Missourians planning to heat their homes with wood this winter should check their chimneys now, said a University of Missouri Extension safety specialist.

Missourians planning to heat their homes with wood this winter should check their chimneys now, said a University of Missouri Extension safety specialist.

“Safety precautions should be taken to prevent the threat of chimney fires,” said Karen Funkenbusch.

She suggests scheduling a periodic chimney cleaning to eliminate any creosote, the highly combustible byproduct given off when wood burns. When ignited, creosote can cause destructive chimney fires.

You can clean your own chimney using a wire chimney brush, but Funkenbusch warns that this is hard, dirty work. Professional chimney cleaning services are available across Missouri.

In addition to cleaning, there are several steps you can take to reduce the risk of chimney fires, she said.

• Use seasoned wood, which has a lower moisture content and therefore produces less smoke and burns more efficiently.

• Never burn cardboard boxes, wrapping paper, trash or Christmas trees in an indoor fireplace.
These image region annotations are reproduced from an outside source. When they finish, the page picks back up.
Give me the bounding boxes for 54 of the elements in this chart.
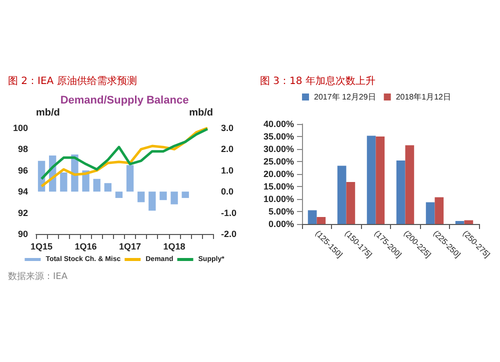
y-tick-label: 40.00% [263, 119, 294, 129]
y2-tick-label: 3.0 [221, 123, 234, 133]
y-tick-label: 5.00% [268, 206, 294, 216]
y2-tick-label: -2.0 [221, 229, 237, 239]
y-tick-label: 98 [18, 144, 28, 154]
bar [148, 192, 156, 211]
bar [376, 136, 385, 224]
y-tick-label: 94 [18, 186, 28, 197]
bar [316, 217, 326, 224]
bar [366, 136, 376, 224]
x-tick-label: 1Q16 [74, 242, 97, 252]
x-tick-label: 1Q15 [30, 242, 53, 252]
y-tick-label: 100 [12, 123, 28, 133]
chart-title: 图 3：18 年加息次数上升 [260, 74, 376, 88]
y-tick-label: 30.00% [263, 144, 294, 154]
y-tick-label: 35.00% [263, 132, 294, 142]
chart-title: 图 2：IEA 原油供给需求预测 [8, 74, 137, 88]
bar [308, 210, 317, 224]
y-tick-label: 90 [18, 229, 28, 239]
x-tick-label: 1Q17 [119, 242, 142, 252]
y2-tick-label: 0.0 [221, 186, 234, 197]
y-tick-label: 20.00% [263, 169, 294, 179]
y-tick-label: 25.00% [263, 156, 294, 166]
source-note: 数据来源：IEA [8, 270, 68, 283]
bar [104, 183, 112, 192]
bar [115, 192, 123, 198]
x-tick-label: 1Q18 [163, 242, 186, 252]
legend-label: 2017年 12月29日 [314, 92, 376, 102]
bar [396, 160, 406, 224]
bar [426, 202, 435, 224]
y-tick-label: 92 [18, 208, 28, 218]
y2-tick-label: 1.0 [221, 165, 234, 176]
bar [160, 192, 167, 200]
legend-label: 2018年1月12日 [396, 92, 451, 102]
y2-tick-label: -1.0 [221, 208, 237, 218]
bar [126, 165, 134, 192]
bar [455, 221, 464, 224]
bar [346, 182, 356, 224]
bar [138, 192, 145, 202]
bar [337, 166, 346, 224]
bar [170, 192, 178, 204]
chart-subtitle: Demand/Supply Balance [60, 94, 189, 106]
bar [182, 192, 189, 198]
bar [93, 178, 100, 192]
y-tick-label: 0.00% [268, 219, 294, 229]
bar [405, 145, 414, 224]
y2-tick-label: 2.0 [221, 144, 234, 154]
y-tick-label: 10.00% [263, 194, 294, 204]
y2-axis-title: mb/d [189, 108, 213, 118]
bar [434, 197, 444, 224]
y-axis-title: mb/d [36, 108, 60, 118]
y-tick-label: 15.00% [263, 182, 294, 192]
y-tick-label: 96 [18, 165, 28, 176]
bar [60, 172, 68, 192]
They could spark a chimney fire.

• Do not use water on an extremely hot chimney fire. Quick cooling can crack the tile lining or warp a metal chimney.
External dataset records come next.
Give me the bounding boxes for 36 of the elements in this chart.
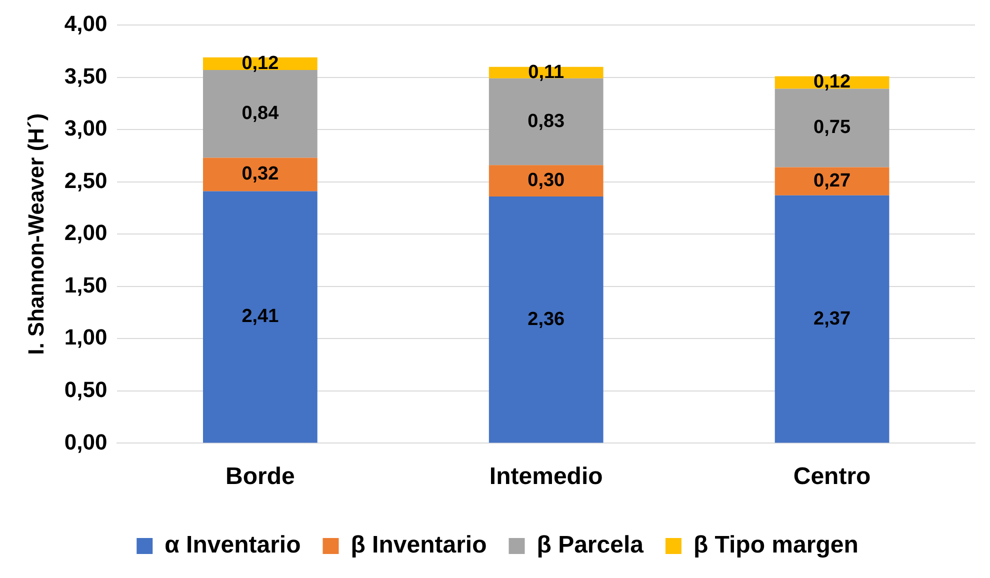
y-tick-label: 1,00 [64,324,108,350]
y-tick-label: 0,00 [64,429,108,454]
legend-label: β Inventario [350,532,487,559]
x-tick-label: Intemedio [489,463,603,490]
data-label: 0,84 [242,103,280,124]
legend-label: α Inventario [164,532,301,559]
y-tick-label: 2,00 [64,220,108,246]
bar [488,165,604,196]
y-tick-label: 1,50 [64,272,108,298]
x-tick-label: Centro [793,463,871,490]
y-tick-label: 3,00 [64,116,108,141]
data-label: 0,12 [814,72,851,93]
bar [774,195,890,443]
data-label: 2,37 [814,308,851,330]
y-axis-title: I. Shannon-Weaver (H´) [23,113,48,355]
y-tick-label: 0,50 [64,376,108,402]
bar [774,167,890,196]
y-tick-label: 4,00 [64,11,108,36]
data-label: 0,30 [528,170,565,192]
data-label: 0,12 [242,52,279,74]
data-label: 2,36 [528,308,565,330]
y-tick-label: 2,50 [64,168,108,193]
legend-label: β Parcela [536,532,644,559]
data-label: 0,27 [814,170,851,192]
data-label: 0,75 [814,117,851,138]
bar [202,158,318,192]
data-label: 0,32 [242,164,279,185]
bar [202,191,318,443]
y-tick-label: 3,50 [64,63,108,88]
x-tick-label: Borde [226,463,295,490]
data-label: 0,83 [528,110,565,132]
data-label: 0,11 [528,62,565,83]
bar [774,88,890,168]
legend-label: β Tipo margen [693,532,858,559]
bar [488,196,604,443]
data-label: 2,41 [242,306,280,328]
• After a chimney fire, replace prefabricated metal chimneys. The seams and joints on the lining may have buckled.

• Repair cracks or holes in older masonry flues. Sparks could get to the framework surrounding the chimney through these defects and ignite a house fire.

If you do have a chimney fire, get everyone out of the house, then call the fire department. If there is a fire in the stove box or fireplace box, extinguish it with a dry-chemical extinguisher.